France: Wikimedia loses constitutional challenge to law protecting images of national buildings
France’s Constitutional Council has upheld the constitutionality of a law preventing the commercial use of images of buildings protected as “national domains” without permission.
Under section L.621-42 of the Heritage Code, the commercial use of “the image of the buildings that constitute the national domains, in any medium” is subject to the prior authorisation of the building’s manager.
“National domains” are defined elsewhere in the Heritage Code as “real estate complexes that have an exceptional link with the history of the Nation and of which the State is, at least in part, the owner”.
The law was introduced in July 2016 and was challenged before the Constitutional Council, the highest constitutional authority in France, by Wikimedia France and digital rights group La Quadrature du Net.
Paris-based lawyer Alexis Fitzjean Ó Cobhthaigh, acting for the two organisations, argued that the law is “contrary to a fundamental principle recognised by the laws of the Republic, according to which the exclusivity of the economic rights attached to an intellectual work must necessarily be extinguished after the expiry of a certain period”.

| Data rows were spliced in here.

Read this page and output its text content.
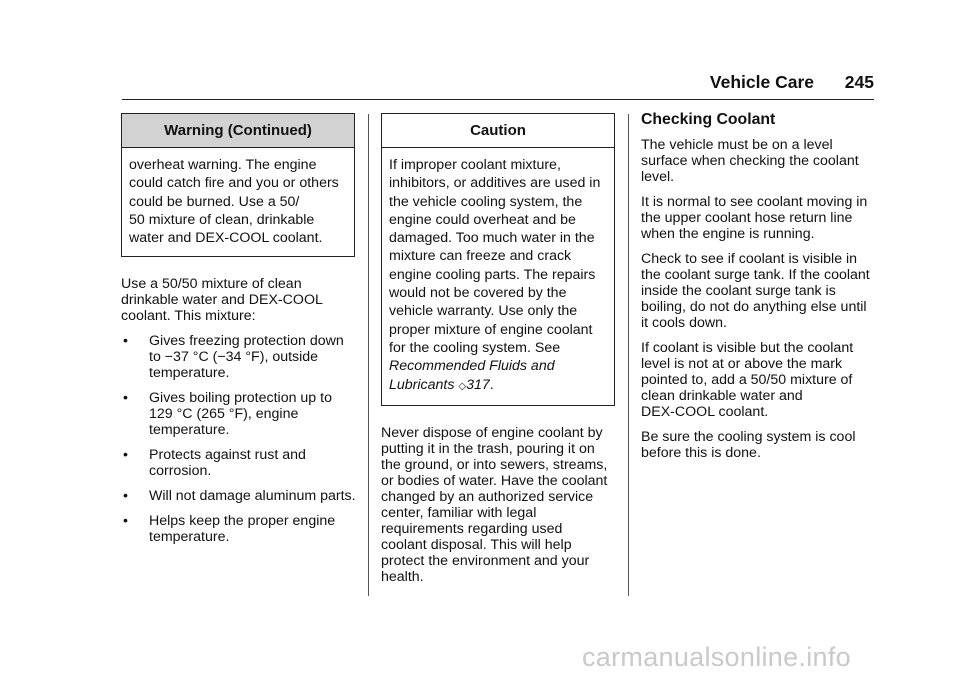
Vehicle Care 245
Warning (Continued)
overheat warning. The engine
could catch fire and you or others
could be burned. Use a 50/
50 mixture of clean, drinkable
water and DEX-COOL coolant.

Use a 50/50 mixture of clean
drinkable water and DEX-COOL
coolant. This mixture:

•	Gives freezing protection down
to −37 °C (−34 °F), outside
temperature.
•	Gives boiling protection up to
129 °C (265 °F), engine
temperature.
•	Protects against rust and
corrosion.
•	Will not damage aluminum parts.
•	Helps keep the proper engine
temperature.
Caution
If improper coolant mixture,
inhibitors, or additives are used in
the vehicle cooling system, the
engine could overheat and be
damaged. Too much water in the
mixture can freeze and crack
engine cooling parts. The repairs
would not be covered by the
vehicle warranty. Use only the
proper mixture of engine coolant
for the cooling system. See
Recommended Fluids and
Lubricants ◇317.

Never dispose of engine coolant by
putting it in the trash, pouring it on
the ground, or into sewers, streams,
or bodies of water. Have the coolant
changed by an authorized service
center, familiar with legal
requirements regarding used
coolant disposal. This will help
protect the environment and your
health.

Checking Coolant

The vehicle must be on a level
surface when checking the coolant
level.

It is normal to see coolant moving in
the upper coolant hose return line
when the engine is running.

Check to see if coolant is visible in
the coolant surge tank. If the coolant
inside the coolant surge tank is
boiling, do not do anything else until
it cools down.

If coolant is visible but the coolant
level is not at or above the mark
pointed to, add a 50/50 mixture of
clean drinkable water and
DEX-COOL coolant.

Be sure the cooling system is cool
before this is done.

carmanualsonline.info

He also advanced arguments that the law is not in the general interest, is disproportionate, and infringes rights of photographers.
In a decision, the Constitutional Council said there was a general interest in protecting the national domains from character damage.
The Council also pointed out that authorisation is only required for commercial uses and not for uses that are “cultural, artistic, pedagogical, educational, research, information, illustration of the news or related to the exercise of a public service mission”.